May 19, 2024

Report Wire

News at Another Perspective

5 key modifications in revenue tax guidelines it is best to know

4 min read

New monetary 12 months has begun and with this sure new revenue tax guidelines have come into impact. Let us talk about the modifications relevant to particular person tax payers.

First 12 months for Option to select from Two tax regimes

The funds for 2020-21 has launched a brand new tax regime, which a person tax payer can choose, of decrease tax charges coupled with a only a few deductions out there and fewer exempt allowances out there as an alternative of the common tax regime the place it’s a must to pay tax at increased charges however have proper to assert varied exemptions and deductions. This is the primary 12 months when it’s a must to train the choice whether or not to stay within the outdated tax regime or migrate to new tax regime. The salaried individuals have proper to decide on between outdated tax regime or new tax regime yearly however the particular person with enterprise revenue can not return to the outdated regime as soon as he opts for brand new regime until you discontinue what you are promoting. So one with enterprise revenue has to make this selection between these two various tax regime bearing in mind long run implications.

For the salaried who’ve exercised a selected possibility with the employer can go for an alternative choice whereas submitting their ITR as the choice exercised with the employer was just for restricted goal of tax deduction. If you’ve got enterprise revenue and don’t want to go for new tax regime this 12 months, you’ll be able to go for new tax regime in any subsequent 12 months however as soon as migrated to new tax regime, you can’t return to outdated regime.

Reduced interval for submitting the belated ITR or for revising your filed ITR

Earlier, for those who did not file your ITR by the due date of thirty first July, you could possibly nonetheless file it by thirty first March with late payment. Likewise, after having filed your ITR, for those who seen any omission or mistake, you could possibly revise the identical by thirty first March of the identical 12 months. But not any longer. The finance invoice for 2021-2022 has a proposal to scale back this time restrict by three months and subsequently you should have time to file your belated ITR or revise your ITR until thirty first December of the identical monetary 12 months. It successfully reduces the time out there with you to file the belated ITR or revised ITR by three months. So file your ITR as quickly as potential so that you’ve got adequate time to revise it in case any mistake is seen.

Inclusion of dividend revenue in ITR for the 12 months ended thirty first March 2021

Till thirty first March 2020, the dividend acquired from Indian Companies in addition to mutual fund schemes have been tax free in your palms because the tax was on the dividend or revenue distributed was paid by the Company or the mutual fund. However, the funds of 2020 had eliminated the exemption on dividend revenue and has made the identical taxable in your palms. In case the quantity of dividend paid to you exceeded Rs. 5,000/- the Company or the mutual fund homes would have deducted tax whereas crediting the dividend to financial institution your account. Please confirm the quantity of tax deducted on dividend paid to you from Form no 26AS. In case any TDS is reflecting in your kind No. 26AS, you should gross up your dividend revenue by including the quantity of tax deducted to the quantity of dividend credited in your account for correct and proper disclosure of your taxable dividend revenue. This train needs to be carried out nicely upfront for making certain well timed submitting of the ITR.

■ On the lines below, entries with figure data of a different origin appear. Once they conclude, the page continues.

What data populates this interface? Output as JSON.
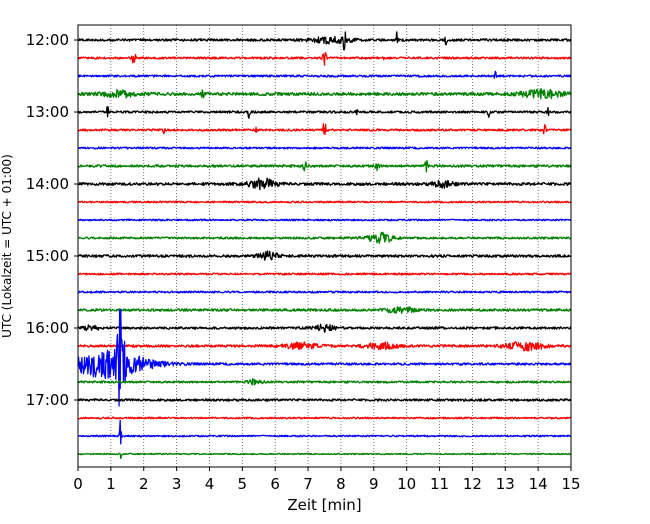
{
  "chart_data": {
    "type": "line",
    "title": "",
    "xlabel": "Zeit  [min]",
    "ylabel": "UTC (Lokalzeit = UTC + 01:00)",
    "xlim": [
      0,
      15
    ],
    "x_ticks": [
      0,
      1,
      2,
      3,
      4,
      5,
      6,
      7,
      8,
      9,
      10,
      11,
      12,
      13,
      14,
      15
    ],
    "x_tick_labels": [
      "0",
      "1",
      "2",
      "3",
      "4",
      "5",
      "6",
      "7",
      "8",
      "9",
      "10",
      "11",
      "12",
      "13",
      "14",
      "15"
    ],
    "y_tick_labels": [
      "12:00",
      "13:00",
      "14:00",
      "15:00",
      "16:00",
      "17:00"
    ],
    "trace_interval_minutes": 15,
    "start_time_utc": "12:00",
    "trace_count": 24,
    "color_cycle": [
      "#000000",
      "#ff0000",
      "#0000ff",
      "#008000"
    ],
    "grid": "vertical dotted at each minute",
    "series": [
      {
        "trace_start": "12:00",
        "noise": 1.2,
        "events": [
          {
            "t": 8.1,
            "amp": 8,
            "dur": 0.05
          },
          {
            "t": 9.7,
            "amp": 7,
            "dur": 0.03
          },
          {
            "t": 11.2,
            "amp": 7,
            "dur": 0.03
          },
          {
            "t": 7.7,
            "amp": 3,
            "dur": 0.6
          }
        ]
      },
      {
        "trace_start": "12:15",
        "noise": 1.0,
        "events": [
          {
            "t": 1.7,
            "amp": 12,
            "dur": 0.05
          },
          {
            "t": 7.5,
            "amp": 8,
            "dur": 0.05
          },
          {
            "t": 9.3,
            "amp": 4,
            "dur": 0.03
          }
        ]
      },
      {
        "trace_start": "12:30",
        "noise": 1.0,
        "events": [
          {
            "t": 12.7,
            "amp": 4,
            "dur": 0.03
          }
        ]
      },
      {
        "trace_start": "12:45",
        "noise": 1.5,
        "events": [
          {
            "t": 1.3,
            "amp": 3,
            "dur": 0.5
          },
          {
            "t": 3.8,
            "amp": 5,
            "dur": 0.04
          },
          {
            "t": 14.1,
            "amp": 4,
            "dur": 0.6
          }
        ]
      },
      {
        "trace_start": "13:00",
        "noise": 1.1,
        "events": [
          {
            "t": 0.9,
            "amp": 6,
            "dur": 0.03
          },
          {
            "t": 5.2,
            "amp": 6,
            "dur": 0.03
          },
          {
            "t": 8.5,
            "amp": 4,
            "dur": 0.03
          },
          {
            "t": 12.5,
            "amp": 5,
            "dur": 0.03
          },
          {
            "t": 14.3,
            "amp": 4,
            "dur": 0.03
          }
        ]
      },
      {
        "trace_start": "13:15",
        "noise": 1.0,
        "events": [
          {
            "t": 2.6,
            "amp": 4,
            "dur": 0.03
          },
          {
            "t": 5.4,
            "amp": 5,
            "dur": 0.03
          },
          {
            "t": 7.5,
            "amp": 8,
            "dur": 0.05
          },
          {
            "t": 14.2,
            "amp": 6,
            "dur": 0.04
          }
        ]
      },
      {
        "trace_start": "13:30",
        "noise": 0.9,
        "events": []
      },
      {
        "trace_start": "13:45",
        "noise": 1.2,
        "events": [
          {
            "t": 6.9,
            "amp": 5,
            "dur": 0.05
          },
          {
            "t": 9.1,
            "amp": 5,
            "dur": 0.05
          },
          {
            "t": 10.6,
            "amp": 5,
            "dur": 0.05
          }
        ]
      },
      {
        "trace_start": "14:00",
        "noise": 1.4,
        "events": [
          {
            "t": 5.6,
            "amp": 5,
            "dur": 0.4
          },
          {
            "t": 11.1,
            "amp": 3,
            "dur": 0.3
          }
        ]
      },
      {
        "trace_start": "14:15",
        "noise": 0.8,
        "events": []
      },
      {
        "trace_start": "14:30",
        "noise": 0.8,
        "events": []
      },
      {
        "trace_start": "14:45",
        "noise": 1.0,
        "events": [
          {
            "t": 9.2,
            "amp": 5,
            "dur": 0.4
          }
        ]
      },
      {
        "trace_start": "15:00",
        "noise": 1.3,
        "events": [
          {
            "t": 5.8,
            "amp": 4,
            "dur": 0.3
          }
        ]
      },
      {
        "trace_start": "15:15",
        "noise": 0.9,
        "events": []
      },
      {
        "trace_start": "15:30",
        "noise": 0.9,
        "events": []
      },
      {
        "trace_start": "15:45",
        "noise": 1.2,
        "events": [
          {
            "t": 9.8,
            "amp": 3,
            "dur": 0.4
          }
        ]
      },
      {
        "trace_start": "16:00",
        "noise": 1.2,
        "events": [
          {
            "t": 0.4,
            "amp": 3,
            "dur": 0.2
          },
          {
            "t": 7.5,
            "amp": 3,
            "dur": 0.3
          }
        ]
      },
      {
        "trace_start": "16:15",
        "noise": 1.2,
        "events": [
          {
            "t": 6.8,
            "amp": 3,
            "dur": 0.5
          },
          {
            "t": 9.2,
            "amp": 3,
            "dur": 0.5
          },
          {
            "t": 13.6,
            "amp": 4,
            "dur": 0.6
          }
        ]
      },
      {
        "trace_start": "16:30",
        "noise": 1.1,
        "events": [
          {
            "t": 1.3,
            "amp": 45,
            "dur": 0.1
          },
          {
            "t": 0.9,
            "amp": 14,
            "dur": 1.2
          }
        ]
      },
      {
        "trace_start": "16:45",
        "noise": 1.0,
        "events": [
          {
            "t": 5.4,
            "amp": 3,
            "dur": 0.2
          }
        ]
      },
      {
        "trace_start": "17:00",
        "noise": 1.1,
        "events": []
      },
      {
        "trace_start": "17:15",
        "noise": 0.8,
        "events": []
      },
      {
        "trace_start": "17:30",
        "noise": 0.8,
        "events": [
          {
            "t": 1.3,
            "amp": 25,
            "dur": 0.03
          }
        ]
      },
      {
        "trace_start": "17:45",
        "noise": 0.6,
        "events": [
          {
            "t": 1.3,
            "amp": 5,
            "dur": 0.02
          }
        ]
      }
    ]
  }
}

Removal of exemption for Voluntary contribution of Employee Provident Fund

Hitherto the Interest acquired in your provident fund account in respect of your individual contribution was absolutely exempt even for the contributions made past the necessary 12% of you primary wage. In the funds of 2021-22, the Finance minister has proposed that this exemption on curiosity credited in your EPF account will not be out there for annual contribution made past 2.50 lakhs yearly for contributions made after 1st April 2021. However in case the employer doesn’t contribute to your provident fund account, the funds has proposed the next threshold restrict for contribution of Rs. 5 lakhs past which the curiosity on such contribution will entice tax 12 months after 12 months.

Changes efficient on investments made in ULIP after 1st February, 2021.

The maturity proceeds acquired from any life insurance coverage product together with a ULIP (Unit Linked Investment Plan) is exempt if the premium paid on such coverage doesn’t exceed 10% of the sum assured. The funds for 2021-2022 proposed to be withdraw this exemption in case the mixture annual premium for all of the ULIP insurance policies taken collectively by a person exceeds Rs. 2.50. This will impression just for these ULIP insurance policies that are purchased after 1st February, 2021. So watch out whereas shopping for a brand new ULIP coverage. Moreover, the earnings if any realized on such ULIP on the time of maturity might be handled like fairness merchandise on which flat tax at 10% with out indexation is allowed. These concessional tax guidelines of 10% will apply just for these ULIPs which adjust to minimal share of investments in Indian listed firms.

I’m positive the above dialogue will provide help to take knowledgeable choice.